The pavement cleansed and darkened, Pa turned the hose on to his car, rinsing off the dust and the massive patches of brown and white goose-crap that had exploded on the roof and front windscreen. Then he turned off the tap at the front of the house and energetically looped the green hose around it. He looked at me with his one straight eye, said, ‘Come in', and marched me into the kitchen, where he began making two coffees. ‘Well, son,' he said, ‘you may be wondering how Paddy Browne's review meeting went today.'

I accepted the coffee he offered me and followed him into
the living-room. A toolbox and electrical equipment lay by the broken french windows. Pa got down on to his knees and started playing with a volt-meter.

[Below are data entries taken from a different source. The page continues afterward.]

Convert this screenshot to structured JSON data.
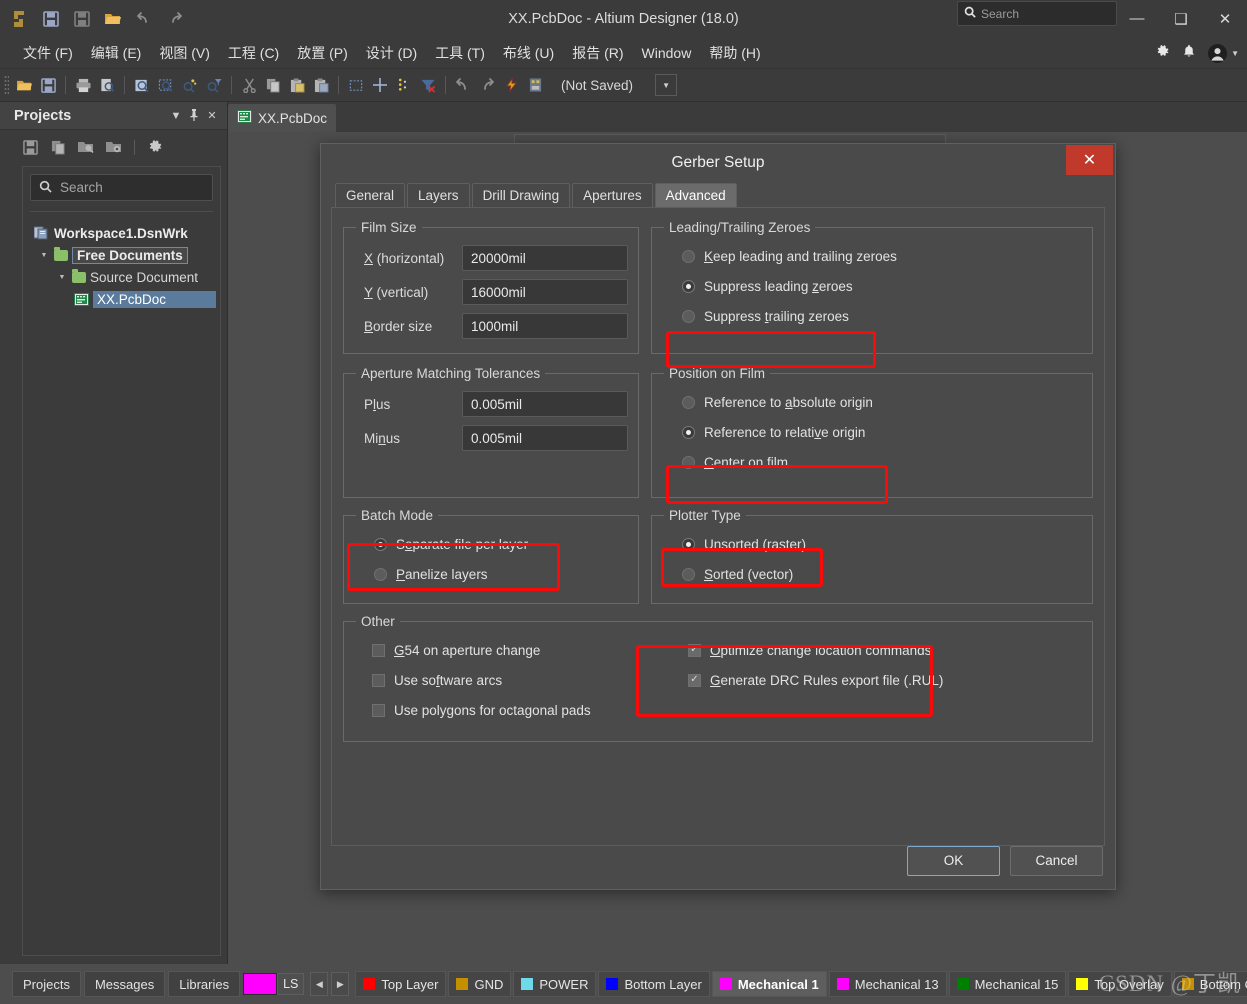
{
  "window": {
    "title": "XX.PcbDoc - Altium Designer (18.0)",
    "search_placeholder": "Search",
    "minimize": "—",
    "maximize": "❑",
    "close": "✕"
  },
  "menubar": {
    "items": [
      {
        "label": "文件 (F)",
        "key": "F"
      },
      {
        "label": "编辑 (E)",
        "key": "E"
      },
      {
        "label": "视图 (V)",
        "key": "V"
      },
      {
        "label": "工程 (C)",
        "key": "C"
      },
      {
        "label": "放置 (P)",
        "key": "P"
      },
      {
        "label": "设计 (D)",
        "key": "D"
      },
      {
        "label": "工具 (T)",
        "key": "T"
      },
      {
        "label": "布线 (U)",
        "key": "U"
      },
      {
        "label": "报告 (R)",
        "key": "R"
      },
      {
        "label": "Window",
        "key": "W"
      },
      {
        "label": "帮助 (H)",
        "key": "H"
      }
    ]
  },
  "toolbar": {
    "not_saved": "(Not Saved)"
  },
  "projects_panel": {
    "title": "Projects",
    "search_placeholder": "Search",
    "tree": {
      "workspace": "Workspace1.DsnWrk",
      "free_documents": "Free Documents",
      "source_document": "Source Document",
      "document": "XX.PcbDoc"
    }
  },
  "document_tab": {
    "label": "XX.PcbDoc"
  },
  "dialog": {
    "title": "Gerber Setup",
    "close_label": "✕",
    "tabs": [
      {
        "label": "General",
        "active": false
      },
      {
        "label": "Layers",
        "active": false
      },
      {
        "label": "Drill Drawing",
        "active": false
      },
      {
        "label": "Apertures",
        "active": false
      },
      {
        "label": "Advanced",
        "active": true
      }
    ],
    "film_size": {
      "legend": "Film Size",
      "fields": [
        {
          "label": "X (horizontal)",
          "accel": "X",
          "value": "20000mil"
        },
        {
          "label": "Y (vertical)",
          "accel": "Y",
          "value": "16000mil"
        },
        {
          "label": "Border size",
          "accel": "B",
          "value": "1000mil"
        }
      ]
    },
    "zeroes": {
      "legend": "Leading/Trailing Zeroes",
      "options": [
        {
          "label": "Keep leading and trailing zeroes",
          "selected": false
        },
        {
          "label": "Suppress leading zeroes",
          "selected": true
        },
        {
          "label": "Suppress trailing zeroes",
          "selected": false
        }
      ]
    },
    "aperture_tolerances": {
      "legend": "Aperture Matching Tolerances",
      "fields": [
        {
          "label": "Plus",
          "value": "0.005mil"
        },
        {
          "label": "Minus",
          "value": "0.005mil"
        }
      ]
    },
    "position_on_film": {
      "legend": "Position on Film",
      "options": [
        {
          "label": "Reference to absolute origin",
          "selected": false
        },
        {
          "label": "Reference to relative origin",
          "selected": true
        },
        {
          "label": "Center on film",
          "selected": false
        }
      ]
    },
    "batch_mode": {
      "legend": "Batch Mode",
      "options": [
        {
          "label": "Separate file per layer",
          "selected": true
        },
        {
          "label": "Panelize layers",
          "selected": false
        }
      ]
    },
    "plotter_type": {
      "legend": "Plotter Type",
      "options": [
        {
          "label": "Unsorted (raster)",
          "selected": true
        },
        {
          "label": "Sorted (vector)",
          "selected": false
        }
      ]
    },
    "other": {
      "legend": "Other",
      "left_checks": [
        {
          "label": "G54 on aperture change",
          "checked": false
        },
        {
          "label": "Use software arcs",
          "checked": false
        },
        {
          "label": "Use polygons for octagonal pads",
          "checked": false
        }
      ],
      "right_checks": [
        {
          "label": "Optimize change location commands",
          "checked": true
        },
        {
          "label": "Generate DRC Rules export file (.RUL)",
          "checked": true
        }
      ]
    },
    "buttons": {
      "ok": "OK",
      "cancel": "Cancel"
    },
    "highlight_color": "#fb0a0a"
  },
  "statusbar": {
    "panel_tabs": [
      "Projects",
      "Messages",
      "Libraries"
    ],
    "active_swatch_color": "#ff00ff",
    "ls_label": "LS",
    "prev_arrow": "◀",
    "next_arrow": "▶",
    "layers": [
      {
        "label": "Top Layer",
        "color": "#ff0000",
        "active": false
      },
      {
        "label": "GND",
        "color": "#c49000",
        "active": false
      },
      {
        "label": "POWER",
        "color": "#6fd8ea",
        "active": false
      },
      {
        "label": "Bottom Layer",
        "color": "#0000ff",
        "active": false
      },
      {
        "label": "Mechanical 1",
        "color": "#ff00ff",
        "active": true
      },
      {
        "label": "Mechanical 13",
        "color": "#ff00ff",
        "active": false
      },
      {
        "label": "Mechanical 15",
        "color": "#008000",
        "active": false
      },
      {
        "label": "Top Overlay",
        "color": "#ffff00",
        "active": false
      },
      {
        "label": "Bottom Overl",
        "color": "#c49000",
        "active": false
      }
    ],
    "watermark": "CSDN @丁凯"
  }
}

‘Well?' I said. ‘How did it go? What did Paddy Browne have to say?'

Momentarily distracted by his work, he took a few seconds to reply. ‘Browne? Browne said nothing,' he said. ‘I haven't spoken to Browne.'

I looked into the garden. The pear tree in blossom there reappeared indoors, adrift in the spotless glass of the coffee table.

My father stood up and raised his eye-patch to his forehead in order better to examine the volt-meter. ‘Johnny, there was no review meeting. They fired me.'

I said, ‘What?'

‘They canned me, son. They gave me the bullet. Hold this,' he said, passing me a Philips screwdriver. He looked up and saw my face. He laughed. ‘Don't look so shocked, boy. It happens, you know.'

‘But, Pa,' I said, ‘I don't understand. They can't do this, not after all your years of service.'

‘Well, Johnny, they just did.' He concentrated on inserting a screw into the windowframe. ‘Fifteen minutes. They gave me fifteen minutes to clear my desk. I give them twenty-six years and they give me quarter of an hour.' He reached up and took back the screwdriver.

I could not believe it; most of all, I could not believe how robustly Pa, who only last night had been unable to climb out of his own bath, was taking it. ‘What are you going to do?' I said.

‘You know who else they sacked?' Pa said, standing up. ‘Merv. They sacked Merv.' He wiped his face. ‘They're going to pay for this,' he said. ‘I haven't been in this business for a quarter of a century for nothing. I know my rights, and I'm going to sue them. Unfair dismissal,' Pa said. ‘I wasn't consulted,' he said, pointing his screwdriver at his heart. ‘Nobody asked me anything – me, a man of my seniority. No warning, no nothing. They just went ahead and fired me like a nobody.'

I shook my head. ‘That's terrible,' I said.